Wednesday, July 27, 2011

The Only Sea Foods Restaurant

I just loved this sign as a kid and it's great that it has been restored the restaurant will open again!





Hastings Street once rivalled Granville as downtown Vancouver's commercial hub.

Thousands of people arrived by streetcar, interurban and ferry to shop at Woodward's and the numerous small businesses on Hastings, which also had a thriving theatre district.

But the street always had a rough side, thanks to its numerous cheap hotels and beer parlours. As downtown suffered in the 1960s and '70s, Hastings started to slide, and bottomed out after Woodward's closed in 1993. Virtually all the small businesses that once flourished on the street have closed.

Today, the neighbourhood seems to be getting worse and better at the same time.

Demolition crews in the 100block East Hastings are taking down a pair of civic landmarks -the Pantages Theatre and the Blue Eagle Cafe.
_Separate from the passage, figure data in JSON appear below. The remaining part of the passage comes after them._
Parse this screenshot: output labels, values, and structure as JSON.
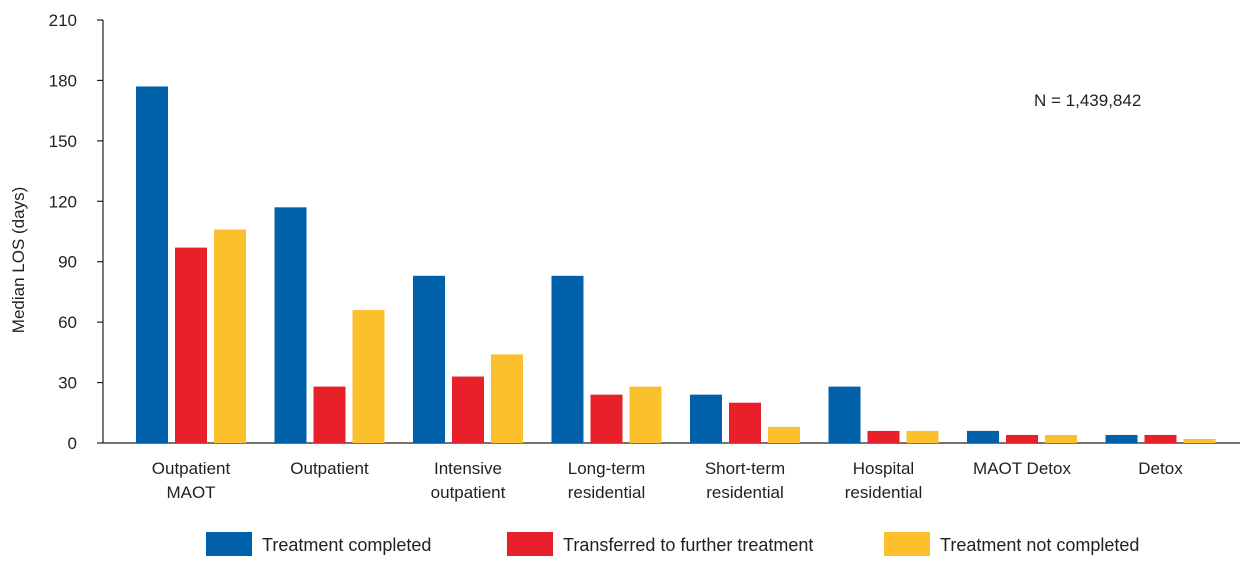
{
  "chart_data": {
    "type": "bar",
    "title": "",
    "xlabel": "",
    "ylabel": "Median LOS (days)",
    "ylim": [
      0,
      210
    ],
    "yticks": [
      0,
      30,
      60,
      90,
      120,
      150,
      180,
      210
    ],
    "grid": false,
    "legend_position": "bottom",
    "annotation": "N = 1,439,842",
    "categories": [
      [
        "Outpatient",
        "MAOT"
      ],
      [
        "Outpatient"
      ],
      [
        "Intensive",
        "outpatient"
      ],
      [
        "Long-term",
        "residential"
      ],
      [
        "Short-term",
        "residential"
      ],
      [
        "Hospital",
        "residential"
      ],
      [
        "MAOT Detox"
      ],
      [
        "Detox"
      ]
    ],
    "series": [
      {
        "name": "Treatment completed",
        "color": "#0060a9",
        "values": [
          177,
          117,
          83,
          83,
          24,
          28,
          6,
          4
        ]
      },
      {
        "name": "Transferred to further treatment",
        "color": "#e8202a",
        "values": [
          97,
          28,
          33,
          24,
          20,
          6,
          4,
          4
        ]
      },
      {
        "name": "Treatment not completed",
        "color": "#fbc02d",
        "values": [
          106,
          66,
          44,
          28,
          8,
          6,
          4,
          2
        ]
      }
    ]
  }
}
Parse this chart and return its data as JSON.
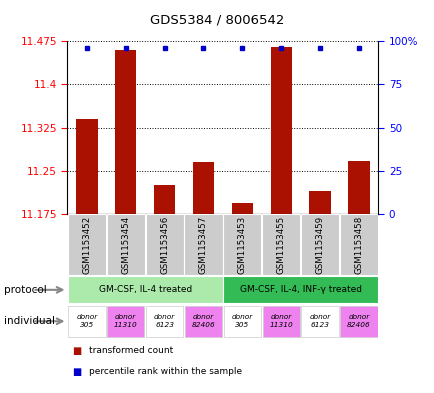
{
  "title": "GDS5384 / 8006542",
  "samples": [
    "GSM1153452",
    "GSM1153454",
    "GSM1153456",
    "GSM1153457",
    "GSM1153453",
    "GSM1153455",
    "GSM1153459",
    "GSM1153458"
  ],
  "red_values": [
    11.34,
    11.46,
    11.225,
    11.265,
    11.195,
    11.465,
    11.215,
    11.268
  ],
  "y_min": 11.175,
  "y_max": 11.475,
  "y_ticks": [
    11.175,
    11.25,
    11.325,
    11.4,
    11.475
  ],
  "y_right_ticks": [
    0,
    25,
    50,
    75,
    100
  ],
  "y_right_labels": [
    "0",
    "25",
    "50",
    "75",
    "100%"
  ],
  "protocol_groups": [
    {
      "label": "GM-CSF, IL-4 treated",
      "start": 0,
      "end": 4,
      "color": "#abeaab"
    },
    {
      "label": "GM-CSF, IL-4, INF-γ treated",
      "start": 4,
      "end": 8,
      "color": "#33bb55"
    }
  ],
  "individuals": [
    {
      "label": "donor\n305",
      "color": "#ffffff"
    },
    {
      "label": "donor\n11310",
      "color": "#ee82ee"
    },
    {
      "label": "donor\n6123",
      "color": "#ffffff"
    },
    {
      "label": "donor\n82406",
      "color": "#ee82ee"
    },
    {
      "label": "donor\n305",
      "color": "#ffffff"
    },
    {
      "label": "donor\n11310",
      "color": "#ee82ee"
    },
    {
      "label": "donor\n6123",
      "color": "#ffffff"
    },
    {
      "label": "donor\n82406",
      "color": "#ee82ee"
    }
  ],
  "bar_color": "#aa1100",
  "dot_color": "#0000cc",
  "bar_width": 0.55,
  "background_color": "#ffffff",
  "tick_fontsize": 7.5,
  "sample_fontsize": 6.2,
  "xticklabel_bg": "#cccccc"
}
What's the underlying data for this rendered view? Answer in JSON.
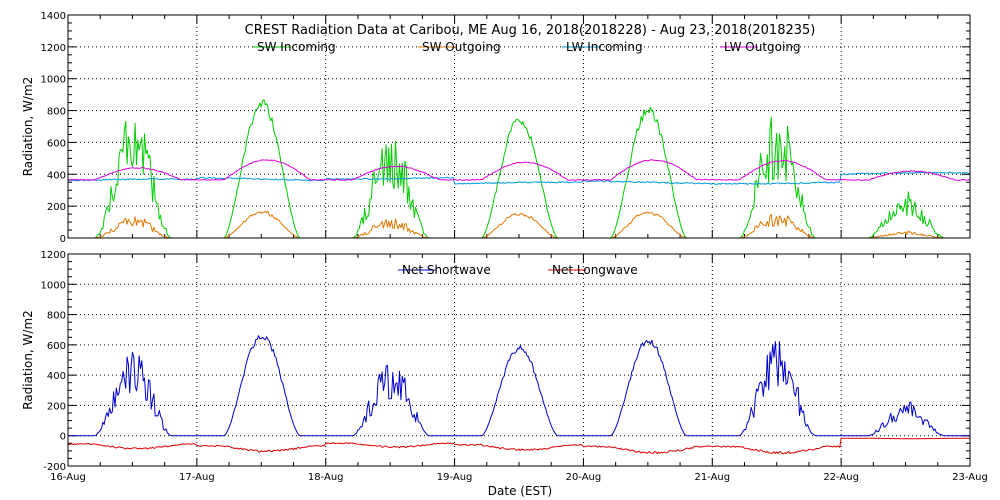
{
  "chart_data": [
    {
      "type": "line",
      "title": "CREST Radiation Data at Caribou, ME   Aug 16, 2018(2018228) - Aug 23, 2018(2018235)",
      "xlabel": "",
      "ylabel": "Radiation, W/m2",
      "xlim": [
        0,
        7
      ],
      "ylim": [
        0,
        1400
      ],
      "y_ticks": [
        "0",
        "200",
        "400",
        "600",
        "800",
        "1000",
        "1200",
        "1400"
      ],
      "x_ticks": [
        "16-Aug",
        "17-Aug",
        "18-Aug",
        "19-Aug",
        "20-Aug",
        "21-Aug",
        "22-Aug",
        "23-Aug"
      ],
      "grid": true,
      "legend_position": "top",
      "daily_peaks": {
        "days": [
          "16-Aug",
          "17-Aug",
          "18-Aug",
          "19-Aug",
          "20-Aug",
          "21-Aug",
          "22-Aug"
        ],
        "sw_incoming": [
          800,
          880,
          650,
          770,
          830,
          810,
          300
        ],
        "sw_outgoing": [
          150,
          180,
          130,
          165,
          175,
          175,
          50
        ],
        "lw_incoming_mean": [
          360,
          370,
          380,
          340,
          350,
          350,
          400
        ],
        "lw_outgoing_max": [
          440,
          490,
          450,
          475,
          490,
          485,
          420
        ]
      },
      "series": [
        {
          "name": "SW Incoming",
          "color": "#00cc00"
        },
        {
          "name": "SW Outgoing",
          "color": "#e07800"
        },
        {
          "name": "LW Incoming",
          "color": "#0099dd"
        },
        {
          "name": "LW Outgoing",
          "color": "#dd00dd"
        }
      ]
    },
    {
      "type": "line",
      "title": "",
      "xlabel": "Date (EST)",
      "ylabel": "Radiation, W/m2",
      "xlim": [
        0,
        7
      ],
      "ylim": [
        -200,
        1200
      ],
      "y_ticks": [
        "-200",
        "0",
        "200",
        "400",
        "600",
        "800",
        "1000",
        "1200"
      ],
      "x_ticks": [
        "16-Aug",
        "17-Aug",
        "18-Aug",
        "19-Aug",
        "20-Aug",
        "21-Aug",
        "22-Aug",
        "23-Aug"
      ],
      "grid": true,
      "legend_position": "top",
      "daily_peaks": {
        "days": [
          "16-Aug",
          "17-Aug",
          "18-Aug",
          "19-Aug",
          "20-Aug",
          "21-Aug",
          "22-Aug"
        ],
        "net_shortwave": [
          620,
          690,
          520,
          600,
          650,
          640,
          230
        ],
        "net_longwave_min": [
          -90,
          -110,
          -80,
          -100,
          -120,
          -120,
          -20
        ]
      },
      "series": [
        {
          "name": "Net Shortwave",
          "color": "#0000cc"
        },
        {
          "name": "Net Longwave",
          "color": "#dd0000"
        }
      ]
    }
  ]
}
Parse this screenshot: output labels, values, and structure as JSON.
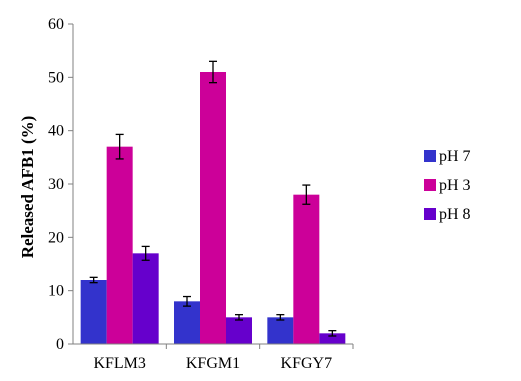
{
  "chart_data": {
    "type": "bar",
    "title": "",
    "xlabel": "",
    "ylabel": "Released AFB1 (%)",
    "ylim": [
      0,
      60
    ],
    "yticks": [
      0,
      10,
      20,
      30,
      40,
      50,
      60
    ],
    "grid": false,
    "legend_position": "right",
    "categories": [
      "KFLM3",
      "KFGM1",
      "KFGY7"
    ],
    "series": [
      {
        "name": "pH 7",
        "color": "#3333cc",
        "values": [
          12,
          8,
          5
        ],
        "errors": [
          0.5,
          0.9,
          0.5
        ]
      },
      {
        "name": "pH 3",
        "color": "#cc0099",
        "values": [
          37,
          51,
          28
        ],
        "errors": [
          2.3,
          2.0,
          1.8
        ]
      },
      {
        "name": "pH 8",
        "color": "#6600cc",
        "values": [
          17,
          5,
          2
        ],
        "errors": [
          1.3,
          0.5,
          0.5
        ]
      }
    ]
  }
}
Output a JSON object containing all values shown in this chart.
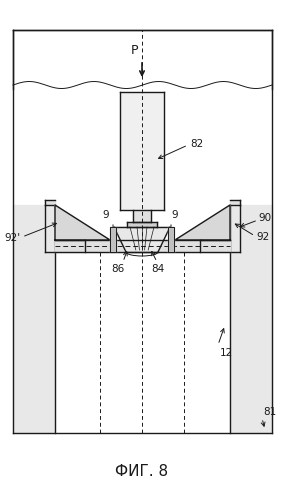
{
  "title": "ФИГ. 8",
  "label_P": "P",
  "label_82": "82",
  "label_9L": "9",
  "label_9R": "9",
  "label_90": "90",
  "label_92": "92",
  "label_92p": "92'",
  "label_86": "86",
  "label_84": "84",
  "label_12": "12",
  "label_81": "81",
  "bg_color": "#ffffff",
  "line_color": "#1a1a1a"
}
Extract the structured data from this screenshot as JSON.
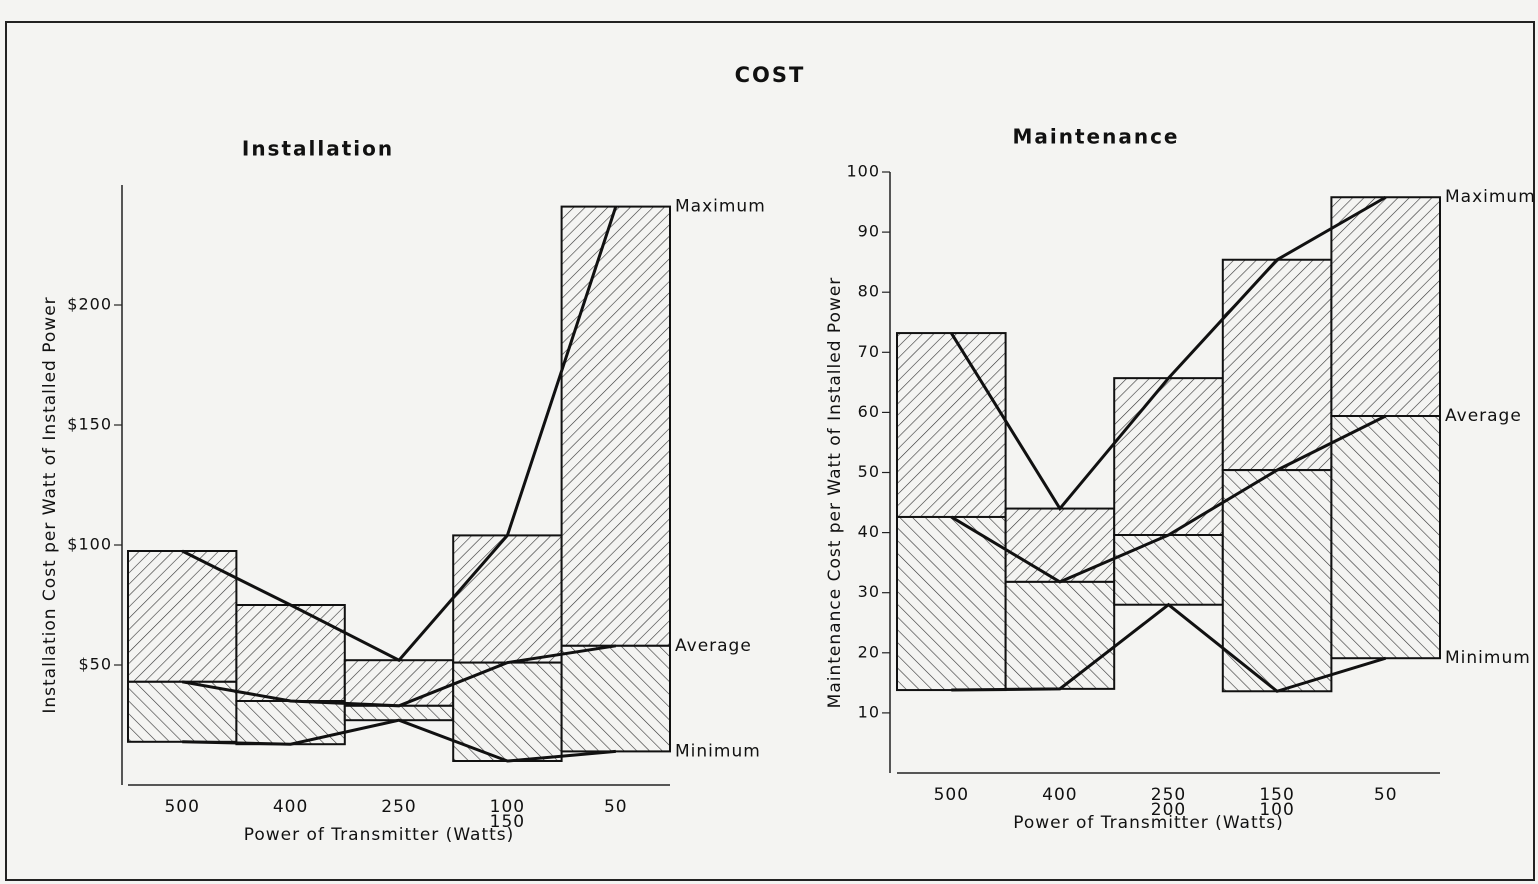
{
  "title": "COST",
  "chart_data": [
    {
      "type": "range-box",
      "title": "Installation",
      "ylabel": "Installation Cost per Watt of Installed Power",
      "xlabel": "Power of Transmitter (Watts)",
      "categories": [
        [
          "500"
        ],
        [
          "400"
        ],
        [
          "250"
        ],
        [
          "100",
          "150"
        ],
        [
          "50"
        ]
      ],
      "series": [
        {
          "name": "Maximum",
          "color": "#111111",
          "values": [
            97.5,
            75,
            52,
            104,
            241
          ]
        },
        {
          "name": "Average",
          "color": "#111111",
          "values": [
            43,
            35,
            33,
            51,
            58
          ]
        },
        {
          "name": "Minimum",
          "color": "#111111",
          "values": [
            18,
            17,
            27,
            10,
            14
          ]
        }
      ],
      "ylim": [
        0,
        250
      ],
      "yticks": [
        {
          "value": 50,
          "label": "$50"
        },
        {
          "value": 100,
          "label": "$100"
        },
        {
          "value": 150,
          "label": "$150"
        },
        {
          "value": 200,
          "label": "$200"
        }
      ]
    },
    {
      "type": "range-box",
      "title": "Maintenance",
      "ylabel": "Maintenance Cost per Watt of Installed Power",
      "xlabel": "Power of Transmitter (Watts)",
      "categories": [
        [
          "500"
        ],
        [
          "400"
        ],
        [
          "250",
          "200"
        ],
        [
          "150",
          "100"
        ],
        [
          "50"
        ]
      ],
      "series": [
        {
          "name": "Maximum",
          "color": "#111111",
          "values": [
            73.2,
            44,
            65.7,
            85.4,
            95.8
          ]
        },
        {
          "name": "Average",
          "color": "#111111",
          "values": [
            42.6,
            31.8,
            39.6,
            50.4,
            59.4
          ]
        },
        {
          "name": "Minimum",
          "color": "#111111",
          "values": [
            13.8,
            14,
            28,
            13.6,
            19.1
          ]
        }
      ],
      "ylim": [
        0,
        100
      ],
      "yticks": [
        10,
        20,
        30,
        40,
        50,
        60,
        70,
        80,
        90,
        100
      ]
    }
  ]
}
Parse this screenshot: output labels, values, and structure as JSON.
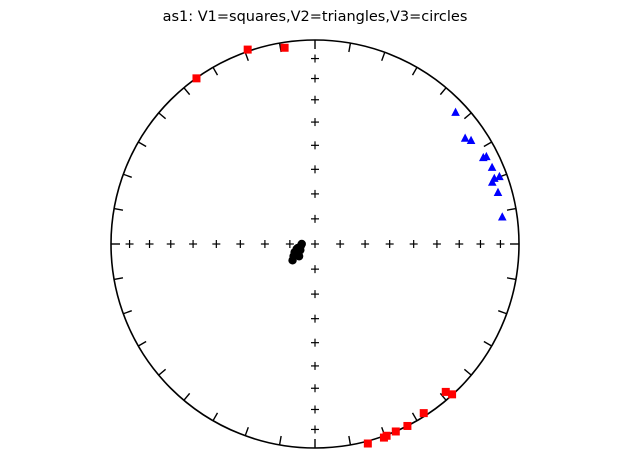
{
  "chart_data": {
    "type": "scatter",
    "projection": "equal-area stereonet (lower hemisphere)",
    "title": "as1: V1=squares,V2=triangles,V3=circles",
    "grid": false,
    "legend": "none",
    "axes_visible": false,
    "series": [
      {
        "name": "V1",
        "marker": "square",
        "color": "#ff0000",
        "x": [
          -0.581,
          -0.33,
          -0.149,
          0.259,
          0.338,
          0.351,
          0.396,
          0.453,
          0.533,
          0.641,
          0.672
        ],
        "y": [
          0.812,
          0.953,
          0.962,
          -0.978,
          -0.949,
          -0.94,
          -0.919,
          -0.892,
          -0.829,
          -0.725,
          -0.737
        ]
      },
      {
        "name": "V2",
        "marker": "triangle",
        "color": "#0000ff",
        "x": [
          0.689,
          0.736,
          0.765,
          0.825,
          0.84,
          0.868,
          0.879,
          0.869,
          0.904,
          0.897,
          0.918
        ],
        "y": [
          0.645,
          0.518,
          0.507,
          0.423,
          0.428,
          0.375,
          0.321,
          0.302,
          0.33,
          0.252,
          0.132
        ]
      },
      {
        "name": "V3",
        "marker": "circle",
        "color": "#000000",
        "x": [
          -0.11,
          -0.095,
          -0.1,
          -0.085,
          -0.07,
          -0.065,
          -0.078,
          -0.072,
          -0.09,
          -0.105
        ],
        "y": [
          -0.08,
          -0.05,
          -0.04,
          -0.02,
          -0.01,
          0.0,
          -0.06,
          -0.03,
          -0.025,
          -0.06
        ]
      }
    ]
  }
}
There are no approved plans for the site, so it will probably be an empty lot for several years.

But the reopening of Save-on-Meats at 43 West Hastings, the opening of London Drugs and Choices in the Woodward's complex and the restoration of heritage buildings such as the Pennsylvania Hotel and the Flack Block have brought some life, and hope, back to the troubled street.

The next old business to be resurrected looks to be The Only seafood restaurant.

The Only was a Hastings Street fixture from 1917 to 2009, when it closed amid allegations of drug trafficking by its last operators.

The non-profit PHS (Portland Hotel Society) leased The Only name from the original owners, Tyke and Peter Thodos, who took the name back when the last operators had their business licence revoked.

Pattison Sign Group has restored The Only's classic neon sign, a sea horse leaping above whitecapped waves, and the PHS has leased the restaurant's former premises at 20 West Hastings.

"Basically we want to get The Only open and do it as part of a job training thing for [Downtown Eastside] residents," explains Mark Townsend of the PHS. "It's more like a training thing/social enterprise."

The Only's old menu will be resurrected, and the restaurant expanded into an old storefront next door. The PHS also hopes to reopen a 6,000-sq.-ft. second-floor space that used to house the Logger's Social Club.

The building needs a lot of work before it can reopen. Asbestos in the walls and ceilings on the second floor must be removed, and the electrical and plumbing are in dire need of repair.

"It's a mess," says Townsend.

"The basement was full of water that we had to pump out, [and] all the electrical is basically shot. It looked like Frankenstein, when they pulled those levers. Basically it's [suffered from] years and years and years of neglect, which is unfortunate."

Townsend hopes to have The Only open in six to eight months.